A Khan Younis i combattimenti sono sempre più vicini all’ospedale Nasser, l’ultima struttura ospedaliera funzionante nel sud di Gaza. Con l’avvicinarsi dei combattimenti sono a rischio l’operatività della struttura e l’accesso a cure mediche in un momento di enorme bisogno: nel solo mese di luglio i team di Medici senza frontiere (Msf) che lavorano negli ospedali Nasser e Al-Aqsa hanno risposto a 10 episodi di afflussi di massa di feriti gravi, a seguito di attacchi e combattimenti nelle aree circostanti. “L’evacuazione dell’ospedale avrebbe effetti devastanti”, denuncia Msf, chiedendo con urgenza a tutte le parti in conflitto di “garantire alla popolazione un accesso sicuro alle cure mediche e di evitare l’evacuazione dell’ospedale Nasser, che metterebbe in pericolo centinaia di pazienti”. “Qualsiasi escalation dei combattimenti nei pressi dell’ospedale ostacolerebbe l’accesso ai pazienti e al personale medico, rendendo impossibile fornire assistenza”, afferma Jacob Granger, coordinatore dei progetti di Msf a Gaza. “Il sistema sanitario è completamente decimato e l’evacuazione di centinaia di pazienti e di forniture mediche, più o meno rapidamente, sarebbe comunque impossibile. Avrebbe conseguenze devastanti per le persone della zona che non hanno nessun altro posto dove andare. Chiudere l’ospedale Nasser non è un’opzione”.
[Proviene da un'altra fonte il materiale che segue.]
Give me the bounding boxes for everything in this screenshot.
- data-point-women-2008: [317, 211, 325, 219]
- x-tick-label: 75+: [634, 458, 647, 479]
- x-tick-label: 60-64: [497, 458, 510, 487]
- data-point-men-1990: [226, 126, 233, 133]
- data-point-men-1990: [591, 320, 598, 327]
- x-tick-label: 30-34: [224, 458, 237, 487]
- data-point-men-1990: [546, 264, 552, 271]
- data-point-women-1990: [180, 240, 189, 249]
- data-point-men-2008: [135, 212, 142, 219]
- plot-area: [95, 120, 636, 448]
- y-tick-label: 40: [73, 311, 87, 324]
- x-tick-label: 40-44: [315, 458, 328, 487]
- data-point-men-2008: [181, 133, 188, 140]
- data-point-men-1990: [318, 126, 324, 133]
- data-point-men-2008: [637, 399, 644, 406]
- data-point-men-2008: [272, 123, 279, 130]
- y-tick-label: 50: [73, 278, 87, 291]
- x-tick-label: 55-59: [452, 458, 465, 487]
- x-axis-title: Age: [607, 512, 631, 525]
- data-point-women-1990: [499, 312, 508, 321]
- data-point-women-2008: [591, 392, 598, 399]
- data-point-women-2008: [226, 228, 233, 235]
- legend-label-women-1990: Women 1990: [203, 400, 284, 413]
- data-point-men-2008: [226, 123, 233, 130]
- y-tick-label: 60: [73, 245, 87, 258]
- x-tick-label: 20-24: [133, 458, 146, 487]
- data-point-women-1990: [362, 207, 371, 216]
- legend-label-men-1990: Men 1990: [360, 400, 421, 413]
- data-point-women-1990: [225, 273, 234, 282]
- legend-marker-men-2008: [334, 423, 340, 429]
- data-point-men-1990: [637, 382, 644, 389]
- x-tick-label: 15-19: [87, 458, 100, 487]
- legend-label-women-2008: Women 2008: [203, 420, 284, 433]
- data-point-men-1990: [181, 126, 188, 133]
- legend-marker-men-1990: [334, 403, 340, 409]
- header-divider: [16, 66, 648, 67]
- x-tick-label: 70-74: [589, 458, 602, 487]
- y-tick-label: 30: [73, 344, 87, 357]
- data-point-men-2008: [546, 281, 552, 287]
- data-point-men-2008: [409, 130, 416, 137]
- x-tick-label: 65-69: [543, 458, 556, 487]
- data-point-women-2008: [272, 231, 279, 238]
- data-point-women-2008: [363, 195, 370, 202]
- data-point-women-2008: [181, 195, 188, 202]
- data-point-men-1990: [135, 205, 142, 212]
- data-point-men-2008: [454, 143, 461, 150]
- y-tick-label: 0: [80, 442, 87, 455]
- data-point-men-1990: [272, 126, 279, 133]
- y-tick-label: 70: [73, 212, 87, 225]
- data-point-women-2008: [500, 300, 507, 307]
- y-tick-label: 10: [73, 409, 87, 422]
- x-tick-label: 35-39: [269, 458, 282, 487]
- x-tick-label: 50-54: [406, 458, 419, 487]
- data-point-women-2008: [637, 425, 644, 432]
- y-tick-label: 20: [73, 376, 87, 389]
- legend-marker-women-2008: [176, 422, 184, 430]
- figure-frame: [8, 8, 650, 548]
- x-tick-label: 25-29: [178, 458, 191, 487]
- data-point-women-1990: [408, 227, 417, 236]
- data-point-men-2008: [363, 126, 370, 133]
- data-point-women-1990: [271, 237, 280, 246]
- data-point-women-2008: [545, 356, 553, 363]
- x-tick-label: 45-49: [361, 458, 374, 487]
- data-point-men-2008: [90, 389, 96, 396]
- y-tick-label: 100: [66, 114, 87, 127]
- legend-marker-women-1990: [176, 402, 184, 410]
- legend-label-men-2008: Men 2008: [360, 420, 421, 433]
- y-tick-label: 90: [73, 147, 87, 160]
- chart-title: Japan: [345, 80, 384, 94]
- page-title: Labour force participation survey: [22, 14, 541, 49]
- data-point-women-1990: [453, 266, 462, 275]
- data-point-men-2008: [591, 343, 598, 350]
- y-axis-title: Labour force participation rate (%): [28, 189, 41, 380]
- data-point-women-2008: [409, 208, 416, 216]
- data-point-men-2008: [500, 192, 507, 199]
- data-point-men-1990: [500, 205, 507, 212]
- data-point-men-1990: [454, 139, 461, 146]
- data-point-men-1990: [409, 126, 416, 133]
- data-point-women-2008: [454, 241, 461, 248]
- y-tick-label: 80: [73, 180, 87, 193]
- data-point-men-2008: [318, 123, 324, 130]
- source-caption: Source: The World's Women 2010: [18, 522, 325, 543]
L’ospedale Nasser assiste circa 550 pazienti, tra cui persone con gravi ustioni e traumi, neonati e donne incinte. Le persone attualmente ricoverate nell’ospedale hanno bisogno di cure continue e salvavita, comprese quelle che richiedono un alto livello di assistenza, ossigenoterapia o un monitoraggio ravvicinato. Essendo l’ultima struttura ospedaliera principale nel sud di Gaza, l’ospedale Nasser fornisce anche un supporto essenziale a diverse altre strutture sanitarie nell’area circostante, compresa la produzione di ossigeno. “Nel corso di questo mese ogni giorno è stato uno shock dopo l’altro. Il 24 luglio mentre stavo controllando il pronto soccorso ho trovato una bambina, stava morendo da sola. È rimasta sola e non so chi siano i suoi familiari. Non c’era nessuno. E questo è il risultato di un sistema sanitario al collasso: una bambina di otto anni che muore da sola su una barella del pronto soccorso. In un sistema sanitario funzionante sarebbe stata salvata” dice Javid Abdelmoneim, responsabile medico di Msf a Gaza.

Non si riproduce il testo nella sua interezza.